Deuxième solution : la France transpose la fiscalité allemande en augmentant tous ses taux d'un sixième (l'écart entre dépenses publiques allemande et française) pour converger vers le même déficit budgétaire. Le taux de la TVA en Allemagne est de 19 % ? Il passerait en France à 22,2 % (contre 19,6 % aujourd'hui). Le taux marginal de l'impôt sur le revenu est de 45 % outre Rhin ? Il passerait à 52 % de ce côté-ci (au lieu de 41 %). Cette convergence-là ferait donc brutalement augmenter nombre d'impôts. Impossible aussi. Ce qui nous amène logiquement vers la troisième solution : la France ramène ses dépenses publiques au niveau allemand. Elle pourrait alors… supprimer la TVA si l'Union européenne n'imposait un taux minimal de 15 %. Ou abolir l'impôt sur le revenu et l'impôt sur les sociétés tout en réduisant le déficit public de 3 % du PIB ! Mais quand on voit la difficulté du gouvernement à réduire la dépense publique de quelques petites centaines de millions, ou l'incapacité de l'opposition à proposer la moindre piste intéressante en la matière, il est permis de douter. La France est droguée à la dépense publique. Seule une violente secousse pourrait parvenir à la décrocher de sa seringue budgétaire.

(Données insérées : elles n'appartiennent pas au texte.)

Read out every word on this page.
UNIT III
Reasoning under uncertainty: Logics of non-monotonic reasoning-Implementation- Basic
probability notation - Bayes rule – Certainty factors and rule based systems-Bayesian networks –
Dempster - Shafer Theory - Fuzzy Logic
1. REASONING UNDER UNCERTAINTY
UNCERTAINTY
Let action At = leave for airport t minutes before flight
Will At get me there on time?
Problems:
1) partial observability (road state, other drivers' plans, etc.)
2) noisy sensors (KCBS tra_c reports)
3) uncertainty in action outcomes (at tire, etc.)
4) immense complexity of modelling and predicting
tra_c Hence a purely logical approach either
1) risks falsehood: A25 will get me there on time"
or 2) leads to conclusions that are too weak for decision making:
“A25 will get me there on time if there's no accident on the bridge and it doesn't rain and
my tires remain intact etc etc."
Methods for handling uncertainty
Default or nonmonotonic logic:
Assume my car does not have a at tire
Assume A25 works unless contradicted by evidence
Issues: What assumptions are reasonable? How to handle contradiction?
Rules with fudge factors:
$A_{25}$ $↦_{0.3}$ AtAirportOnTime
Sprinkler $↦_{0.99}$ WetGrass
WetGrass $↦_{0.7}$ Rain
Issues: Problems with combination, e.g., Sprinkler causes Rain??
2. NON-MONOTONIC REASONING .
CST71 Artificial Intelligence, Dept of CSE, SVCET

Peut-être alors faut-il regarder d'autres modèles ? Comment fait par exemple le Danemark pour rester compétitif avec une dépense publique de 60 % du PIB et un déficit mieux contenu que le nôtre ? La réponse est d'une brutalité terrifiante : ces doux Danois matraquent le cochon de contribuable. L'impôt sur le revenu fait 25 % du PIB, contre à peine 7 % en France (sans la CSG, le chiffre français descend même à moins de 3 %). La TVA et les autres taxes sur la consommation en ponctionnent 15 %, moitié plus qu'en France. De quoi faire perdre n'importe quelle élection de par chez nous. Il faudra faire autrement.

Nos voisins montrent clairement que si nous voulons réduire durablement l'impôt (objectif sans doute souhaitable), il faut d'abord diminuer la dépense publique. D'autres pays y sont parvenus sans tomber pour autant en enfer, comme la Suède qui a diminué la sienne de près de 20 % du PIB en quinze ans. Mais si les Français estiment collectivement que les dépenses publiques doivent être maintenues, voire accrues, alors l'impôt augmentera. Toutes les convergences du monde n'empêcheront pas cette divergence-là.